Friday, May 2, 2014

Charles Muse Ewell



    Charles Muse Ewell died on April 16, 2014, at his home in La Jolla, Calif., after a long battle with cancer. He was 77 years old.
    Charlie Ewell was born Jan. 12, 1937, in Richmond, Va. He was a 13th generation Virginian who moved to California in 1974. His father, Charles M. Ewell Sr., was a Richmond policeman for 30 years and his mother, Virginia Causey Ewell, worked part-time for Stanley Home Products. He was the first member of his family to finish high school.

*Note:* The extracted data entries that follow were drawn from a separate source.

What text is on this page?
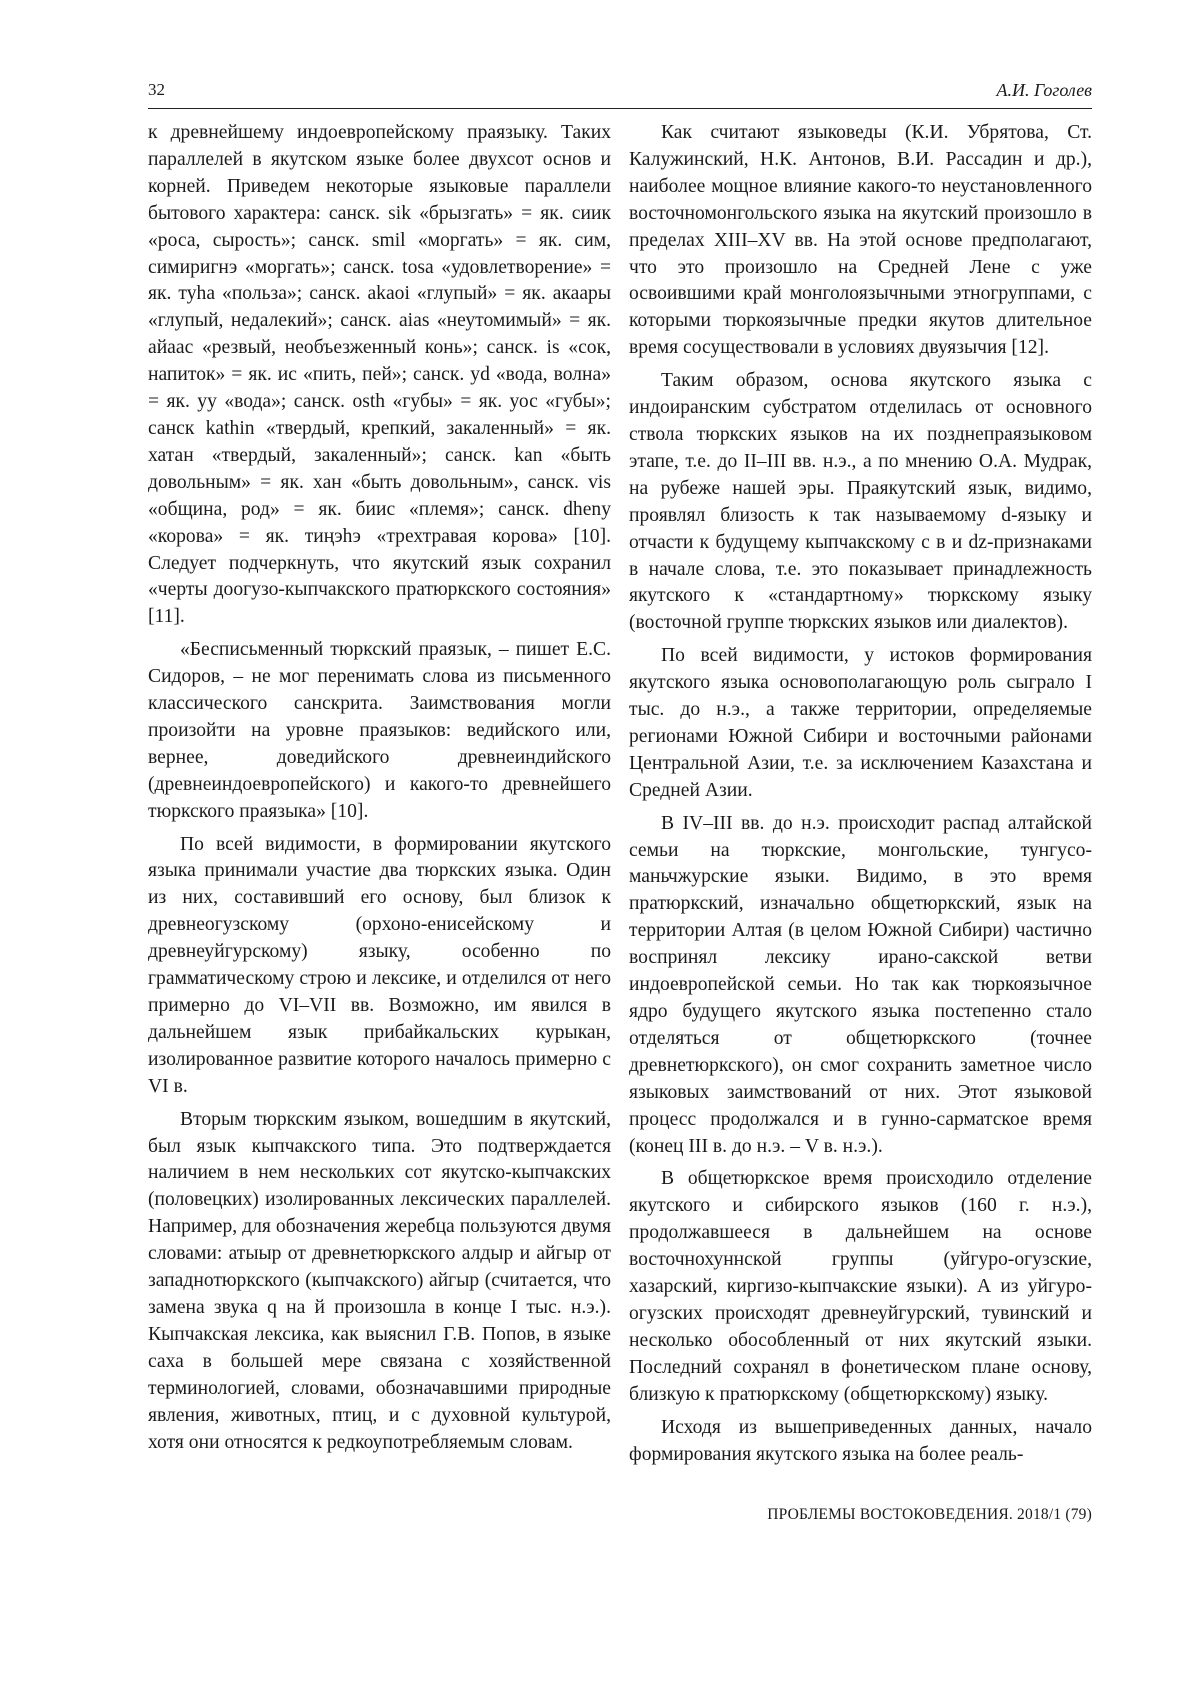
32	А.И. Гоголев

к древнейшему индоевропейскому праязыку. Таких параллелей в якутском языке более двухсот основ и корней. Приведем некоторые языковые параллели бытового характера: санск. sik «брызгать» = як. сиик «роса, сырость»; санск. smil «моргать» = як. сим, симиригнэ «моргать»; санск. tosa «удовлетворение» = як. туһа «польза»; санск. akaoi «глупый» = як. акаары «глупый, недалекий»; санск. aias «неутомимый» = як. айаас «резвый, необъезженный конь»; санск. is «сок, напиток» = як. ис «пить, пей»; санск. yd «вода, волна» = як. уу «вода»; санск. osth «губы» = як. уос «губы»; санск kathin «твердый, крепкий, закаленный» = як. хатан «твердый, закаленный»; санск. kan «быть довольным» = як. хан «быть довольным», санск. vis «община, род» = як. биис «племя»; санск. dheny «корова» = як. тиңэһэ «трехтравая корова» [10]. Следует подчеркнуть, что якутский язык сохранил «черты доогузо-кыпчакского пратюркского состояния» [11].

«Бесписьменный тюркский праязык, – пишет Е.С. Сидоров, – не мог перенимать слова из письменного классического санскрита. Заимствования могли произойти на уровне праязыков: ведийского или, вернее, доведийского древнеиндийского (древнеиндоевропейского) и какого-то древнейшего тюркского праязыка» [10].

По всей видимости, в формировании якутского языка принимали участие два тюркских языка. Один из них, составивший его основу, был близок к древнеогузскому (орхоно-енисейскому и древнеуйгурскому) языку, особенно по грамматическому строю и лексике, и отделился от него примерно до VI–VII вв. Возможно, им явился в дальнейшем язык прибайкальских курыкан, изолированное развитие которого началось примерно с VI в.

Вторым тюркским языком, вошедшим в якутский, был язык кыпчакского типа. Это подтверждается наличием в нем нескольких сот якутско-кыпчакских (половецких) изолированных лексических параллелей. Например, для обозначения жеребца пользуются двумя словами: атыыр от древнетюркского алдыр и айгыр от западнотюркского (кыпчакского) айгыр (считается, что замена звука q на й произошла в конце I тыс. н.э.). Кыпчакская лексика, как выяснил Г.В. Попов, в языке саха в большей мере связана с хозяйственной терминологией, словами, обозначавшими природные явления, животных, птиц, и с духовной культурой, хотя они относятся к редкоупотребляемым словам.

Как считают языковеды (К.И. Убрятова, Ст. Калужинский, Н.К. Антонов, В.И. Рассадин и др.), наиболее мощное влияние какого-то неустановленного восточномонгольского языка на якутский произошло в пределах XIII–XV вв. На этой основе предполагают, что это произошло на Средней Лене с уже освоившими край монголоязычными этногруппами, с которыми тюркоязычные предки якутов длительное время сосуществовали в условиях двуязычия [12].

Таким образом, основа якутского языка с индоиранским субстратом отделилась от основного ствола тюркских языков на их позднепраязыковом этапе, т.е. до II–III вв. н.э., а по мнению О.А. Мудрак, на рубеже нашей эры. Праякутский язык, видимо, проявлял близость к так называемому d-языку и отчасти к будущему кыпчакскому с в и dz-признаками в начале слова, т.е. это показывает принадлежность якутского к «стандартному» тюркскому языку (восточной группе тюркских языков или диалектов).

По всей видимости, у истоков формирования якутского языка основополагающую роль сыграло I тыс. до н.э., а также территории, определяемые регионами Южной Сибири и восточными районами Центральной Азии, т.е. за исключением Казахстана и Средней Азии.

В IV–III вв. до н.э. происходит распад алтайской семьи на тюркские, монгольские, тунгусо-маньчжурские языки. Видимо, в это время пратюркский, изначально общетюркский, язык на территории Алтая (в целом Южной Сибири) частично воспринял лексику ирано-сакской ветви индоевропейской семьи. Но так как тюркоязычное ядро будущего якутского языка постепенно стало отделяться от общетюркского (точнее древнетюркского), он смог сохранить заметное число языковых заимствований от них. Этот языковой процесс продолжался и в гунно-сарматское время (конец III в. до н.э. – V в. н.э.).

В общетюркское время происходило отделение якутского и сибирского языков (160 г. н.э.), продолжавшееся в дальнейшем на основе восточнохуннской группы (уйгуро-огузские, хазарский, киргизо-кыпчакские языки). А из уйгуро-огузских происходят древнеуйгурский, тувинский и несколько обособленный от них якутский языки. Последний сохранял в фонетическом плане основу, близкую к пратюркскому (общетюркскому) языку.

Исходя из вышеприведенных данных, начало формирования якутского языка на более реаль-

ПРОБЛЕМЫ ВОСТОКОВЕДЕНИЯ. 2018/1 (79)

He earned a B.S. from the College of William & Mary in Richmond (now Virginia Commonwealth University), an M.H.A. in Hospital Administration from the Medical College of Virginia, in Richmond, and a Ph.D. in Management from the University of Wisconsin, Madison.
    He worked in hospital management in the U.S. Panama Canal Zone and in Chicago for five years, then with the Booz, Allen & Hamilton consulting partnership in Chicago for another five. For the next 10 years he was with Arthur Young & Co. (now Ernst & Young) in Los Angeles and New York as a partner and the director of that company’s healthcare consulting work in the United States. He also directed the merger that created American Healthcare Systems (now Premier Inc.), a national alliance of 1,500 hospitals based in San Diego, and served as president during its start-up.
    In 1986, he founded The Governance Institute, a subscription-based publishing business that provides education and research services to boards of directors, and contributed to the education of over 100,000 board members in over 2,000 of America’s hospitals and medical centers. He continued as chairman after selling the organization in 2000 to a Boston investor group and also continued as chairman of Global Governance Inc., his own privately held strategy and investment business in La Jolla, Calif.
    He published more than 50 articles and several books on management and governance strategy, and lectured at the University of Wisconsin, Yale University, Ohio State University and UCLA. While living in Los Angeles, he served on the boards of the City of Hope Medical Center and the Los Angeles Philharmonic Men’s Committee. In San Diego, he served on the boards of the San Diego Symphony and Sharp Memorial Hospital. In the last decade of his life, he served on the Board of Overseers of the Hoover Institution at Stanford University and was a member of the Republican Finance Committee during the presidential campaigns which helped defeat Al Gore/Joe Lieberman and John Kerry/John Edwards.
    Since selling his primary business interests in 2000, much of his time was spent fly fishing and bird hunting around the world and at his homes in La Jolla, Sun Valley, Idaho, and Punta Mita, Mexico, with his wonderful family and friends, and trying to figure out why golf is so difficult.
    Dr. Ewell is survived by his lovely and brilliant wife of 30 years, Dr. Valerie Ewell of La Jolla; two fabulous children, Charles Daniel Ewell (Christine) of Los Angeles, Calif., and Elizabeth Ewell Lindenburg (Matthew) of Seattle, Wash.; a much younger sister, Virginia Ewell Terry of Key West, Fla.; and five far-above-average grandchildren, Katherine, Grace, and Charlie Ewell, and Ben and Mia Lindenburg. He was predeceased by his parents and by a sister, Betty Ewell Barnes.
    The family requests that donations be made in memory of Charles Ewell to the Sally Ride Pancreatic Cancer Research Fund at UCSD Moores Cancer Center, 9500 Gilman Dr., #0853, La Jolla, CA 92093-0853.
    Always a planner, Dr. Ewell wrote this obituary himself a decade ago and updated it periodically.